Once upon a time in a far off kingdom there lived a little hedgehog named Phil. He was a happy hedgehog, who loved eating the wild raspberries that grew outside his little den.
One day, a big, white, floppy-eared rabbit, named George of course, came hop, hop, hopping along by Phil's house and was stopped in his tracks by the delightful sight of the scrumptious raspberry patch. Then he kept hop, hop, hopping because rabbits only eat carrots.
Next came a medium-sized blue jay known as Steve. Steve flap, flap, flapped along, keeping close to the forest ground, looking for treats (as blue jays are apt to do - they are very greedy creatures, after all.) Steve's small, black, beady eyes almost popped out of his head when he saw the tantalizingly luscious berries. He quit his flap, flap, flapping and immediately proceeded to gorge himself on the treasures. Once he was full to bursting, he fell asleep under the thicket.

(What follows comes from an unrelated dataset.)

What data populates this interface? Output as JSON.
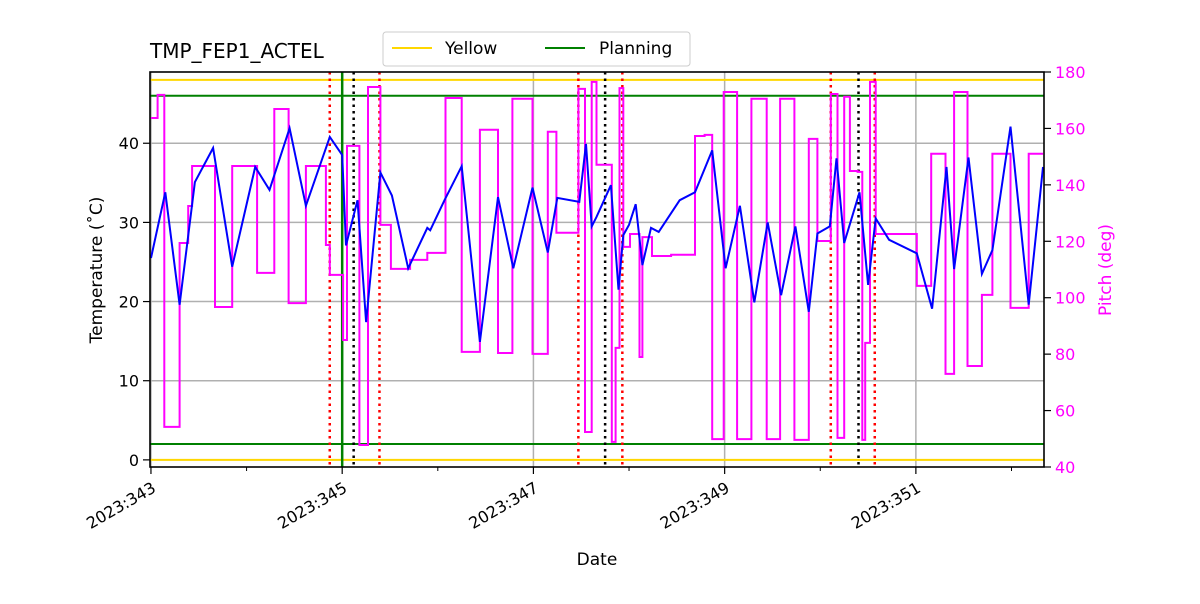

That afternoon, when Phil came home from work (his job was to meander the woodland paths and be adorable, which he excelled at), he was astonished to see that nearly all of the delectable morsels next to his house were gone! He began to weep adorable hedgehog tears, crying, "Oh dear me!" repeatedly in this distressed manner for the next two hours. [At this point I should bring back George the rabbit because one usually should not introduce characters and not bring them back. But George was really only passing through and was no help at all.]
Eventually, Steve the blue jay woke up, though not from Phil's tears (he's a very heavy post-gorging sleeper.) However, he found that he was now so fat that he couldn't flap, flap, flap away at all! He began to weep, cawing loudly, "Oh dear me!"
Phil came trundling (sure that's a word) out of his house to see what was making such disturbing racket. Upon seeing Steve's conspicuously enlarged abdominal area, Phil narrowed his adorable hedgehog eyes and unconsciously twitched his pink little nose. "It was YOU!" he squeaked! "YOU ate all of the raspberries!"
"Yes!" cawed Steve. "And I sure am sorry for it now!"
"Oh," said Phil, expecting the blue jay to be more of a jerk. "Well, yeah."
"Yeah," sighed Steve. His stomach was still groaning.
"Well I guess next time you won't do that." Phil had lost all of his angry feelings. He is a hedgehog after all - he can only have so many at once. "Hope you feel better!"
"Thanks," groaned Steve, regretting his greedy, inborn blue jay habits, "me too."
With that, Phil trundled back inside his little hedgehog burrow and proceeded being what he was meant to be - adorable.
The moral of the story, dear reader? Be like George and just avoid the whole fucking mess.
Congrats if you made it this far. Your prize is the moral of that Pulitzer Prize winning novel.